The team, led by NUI Galway’s Dr Andy Shearer, compared optical observations with a detailed model of the structure of the pulsar. From this, using their inverse mapping or reverse engineering approach, they were able to establish for the first time that most of the light from the pulsar comes from close to the star’s surface. This is contrary to most pulsar models and points to a new way of analysing observational data from pulsars.
Dr Shearer said: “This is the culmination of ten years work. Our success is based upon having some talented post-graduate students and post-doctoral researchers combined with looking at the problem in a different way. The result shows the importance of our approach of combining numerical models run on large supercomputers with detailed observations. To follow these calculations we will use the SFI funded Galway Astronomical Stokes Polarimeter (GASP) to finally establish the conditions around a pulsar and solve a forty year old problem - how do pulsars work?”

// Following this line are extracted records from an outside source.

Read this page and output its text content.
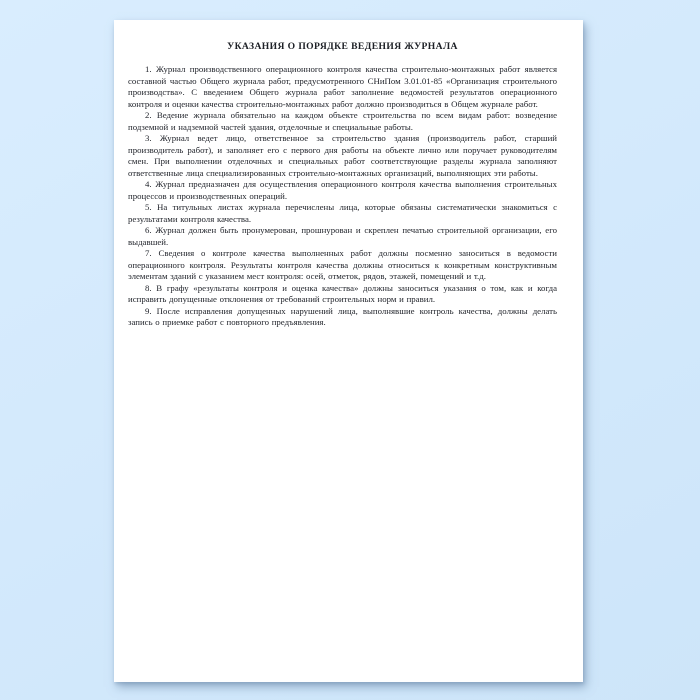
УКАЗАНИЯ О ПОРЯДКЕ ВЕДЕНИЯ ЖУРНАЛА

1. Журнал производственного операционного контроля качества строительно-монтажных работ является составной частью Общего журнала работ, предусмотренного СНиПом 3.01.01-85 «Организация строительного производства». С введением Общего журнала работ заполнение ведомостей результатов операционного контроля и оценки качества строительно-монтажных работ должно производиться в Общем журнале работ.

2. Ведение журнала обязательно на каждом объекте строительства по всем видам работ: возведение подземной и надземной частей здания, отделочные и специальные работы.

3. Журнал ведет лицо, ответственное за строительство здания (производитель работ, старший производитель работ), и заполняет его с первого дня работы на объекте лично или поручает руководителям смен. При выполнении отделочных и специальных работ соответствующие разделы журнала заполняют ответственные лица специализированных строительно-монтажных организаций, выполняющих эти работы.

4. Журнал предназначен для осуществления операционного контроля качества выполнения строительных процессов и производственных операций.

5. На титульных листах журнала перечислены лица, которые обязаны систематически знакомиться с результатами контроля качества.

6. Журнал должен быть пронумерован, прошнурован и скреплен печатью строительной организации, его выдавшей.

7. Сведения о контроле качества выполненных работ должны посменно заноситься в ведомости операционного контроля. Результаты контроля качества должны относиться к конкретным конструктивным элементам зданий с указанием мест контроля: осей, отметок, рядов, этажей, помещений и т.д.

8. В графу «результаты контроля и оценка качества» должны заноситься указания о том, как и когда исправить допущенные отклонения от требований строительных норм и правил.

9. После исправления допущенных нарушений лица, выполнявшие контроль качества, должны делать запись о приемке работ с повторного предъявления.
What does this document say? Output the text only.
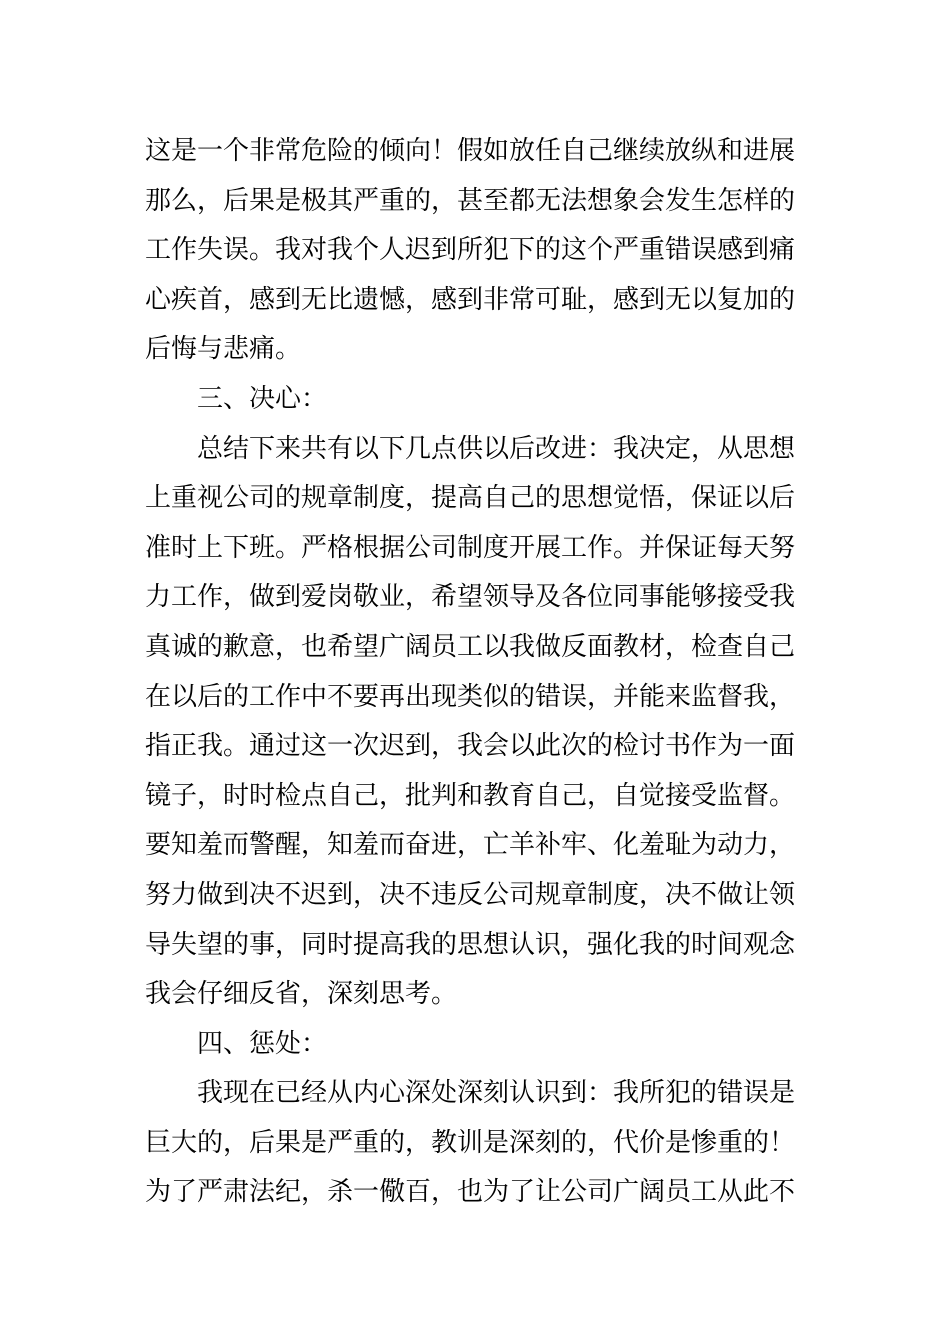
这是一个非常危险的倾向！假如放任自己继续放纵和进展
那么，后果是极其严重的，甚至都无法想象会发生怎样的
工作失误。我对我个人迟到所犯下的这个严重错误感到痛
心疾首，感到无比遗憾，感到非常可耻，感到无以复加的
后悔与悲痛。
三、决心：
总结下来共有以下几点供以后改进：我决定，从思想
上重视公司的规章制度，提高自己的思想觉悟，保证以后
准时上下班。严格根据公司制度开展工作。并保证每天努
力工作，做到爱岗敬业，希望领导及各位同事能够接受我
真诚的歉意，也希望广阔员工以我做反面教材，检查自己
在以后的工作中不要再出现类似的错误，并能来监督我，
指正我。通过这一次迟到，我会以此次的检讨书作为一面
镜子，时时检点自己，批判和教育自己，自觉接受监督。
要知羞而警醒，知羞而奋进，亡羊补牢、化羞耻为动力，
努力做到决不迟到，决不违反公司规章制度，决不做让领
导失望的事，同时提高我的思想认识，强化我的时间观念
我会仔细反省，深刻思考。
四、惩处：
我现在已经从内心深处深刻认识到：我所犯的错误是
巨大的，后果是严重的，教训是深刻的，代价是惨重的！
为了严肃法纪，杀一儆百，也为了让公司广阔员工从此不
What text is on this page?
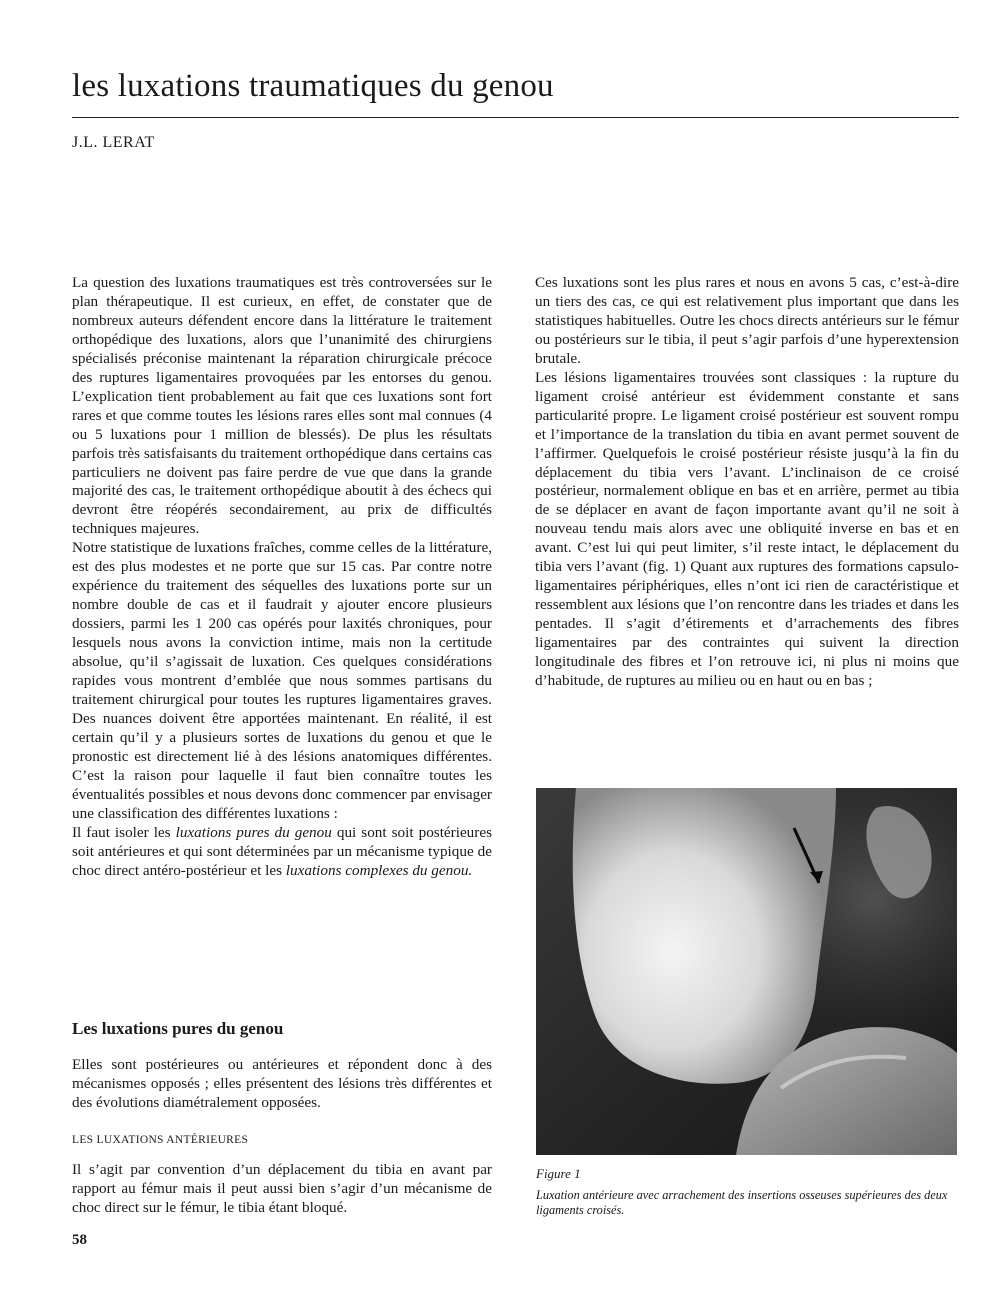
les luxations traumatiques du genou
J.L. LERAT

La question des luxations traumatiques est très controversées sur le plan thérapeutique. Il est curieux, en effet, de constater que de nombreux auteurs défendent encore dans la littérature le traitement orthopédique des luxations, alors que l’unanimité des chirurgiens spécialisés préconise maintenant la réparation chirurgicale précoce des ruptures ligamentaires provoquées par les entorses du genou. L’explication tient probablement au fait que ces luxations sont fort rares et que comme toutes les lésions rares elles sont mal connues (4 ou 5 luxations pour 1 million de blessés). De plus les résultats parfois très satisfaisants du traitement orthopédique dans certains cas particuliers ne doivent pas faire perdre de vue que dans la grande majorité des cas, le traitement orthopédique aboutit à des échecs qui devront être réopérés secondairement, au prix de difficultés techniques majeures.

Notre statistique de luxations fraîches, comme celles de la littérature, est des plus modestes et ne porte que sur 15 cas. Par contre notre expérience du traitement des séquelles des luxations porte sur un nombre double de cas et il faudrait y ajouter encore plusieurs dossiers, parmi les 1 200 cas opérés pour laxités chroniques, pour lesquels nous avons la conviction intime, mais non la certitude absolue, qu’il s’agissait de luxation. Ces quelques considérations rapides vous montrent d’emblée que nous sommes partisans du traitement chirurgical pour toutes les ruptures ligamentaires graves. Des nuances doivent être apportées maintenant. En réalité, il est certain qu’il y a plusieurs sortes de luxations du genou et que le pronostic est directement lié à des lésions anatomiques différentes. C’est la raison pour laquelle il faut bien connaître toutes les éventualités possibles et nous devons donc commencer par envisager une classification des différentes luxations :

Il faut isoler les luxations pures du genou qui sont soit postérieures soit antérieures et qui sont déterminées par un mécanisme typique de choc direct antéro-postérieur et les luxations complexes du genou.

Les luxations pures du genou

Elles sont postérieures ou antérieures et répondent donc à des mécanismes opposés ; elles présentent des lésions très différentes et des évolutions diamétralement opposées.

LES LUXATIONS ANTÉRIEURES

Il s’agit par convention d’un déplacement du tibia en avant par rapport au fémur mais il peut aussi bien s’agir d’un mécanisme de choc direct sur le fémur, le tibia étant bloqué.

58

Ces luxations sont les plus rares et nous en avons 5 cas, c’est-à-dire un tiers des cas, ce qui est relativement plus important que dans les statistiques habituelles. Outre les chocs directs antérieurs sur le fémur ou postérieurs sur le tibia, il peut s’agir parfois d’une hyperextension brutale.

Les lésions ligamentaires trouvées sont classiques : la rupture du ligament croisé antérieur est évidemment constante et sans particularité propre. Le ligament croisé postérieur est souvent rompu et l’importance de la translation du tibia en avant permet souvent de l’affirmer. Quelquefois le croisé postérieur résiste jusqu’à la fin du déplacement du tibia vers l’avant. L’inclinaison de ce croisé postérieur, normalement oblique en bas et en arrière, permet au tibia de se déplacer en avant de façon importante avant qu’il ne soit à nouveau tendu mais alors avec une obliquité inverse en bas et en avant. C’est lui qui peut limiter, s’il reste intact, le déplacement du tibia vers l’avant (fig. 1) Quant aux ruptures des formations capsulo-ligamentaires périphériques, elles n’ont ici rien de caractéristique et ressemblent aux lésions que l’on rencontre dans les triades et dans les pentades. Il s’agit d’étirements et d’arrachements des fibres ligamentaires par des contraintes qui suivent la direction longitudinale des fibres et l’on retrouve ici, ni plus ni moins que d’habitude, de ruptures au milieu ou en haut ou en bas ;

Figure 1

Luxation antérieure avec arrachement des insertions osseuses supérieures des deux ligaments croisés.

In another development, NUI Galway astronomers, working with colleagues in Italy, the UK and US, have discovered an X-ray bright tail coming from a pulsar. The tail was discovered by combining optical observations taken with the European Southern Observatory’s Very Large Telescope and NASA’s Chandra X-Ray observatory. The pulsar, known as PSR J0357, about half a million years old and is located 1,600 light years from Earth with a tail of over four light years across. These findings have been recently published in The Astrophysical Journal.
Despite over forty years of observation and theory, pulsars, which are rapidly rotating neutron stars, have defied an explanation of how they work. Pulsars are about one and a half times the mass of the sun, but are so small they could fit into Galway Bay. Consequently they represent extreme matter. They have a magnetic field which can be greater than a million billion times stronger than the Earth’s magnetic field. Their density is also about a million, billion times greater than the density of the Earth. They are formed during a massive explosion at the end of a star’s life known as a Type II supernova. During a supernova, the light from a single star outshines its host galaxy which contains up to a hundred billion stars.
The work at NUI Galway involved observations of the Crab pulsar formed in April 1054 when it was observed as a daytime star - unusually very few observations of this event come from Europe although it was observed by Irish monks and recorded in the Irish Annals.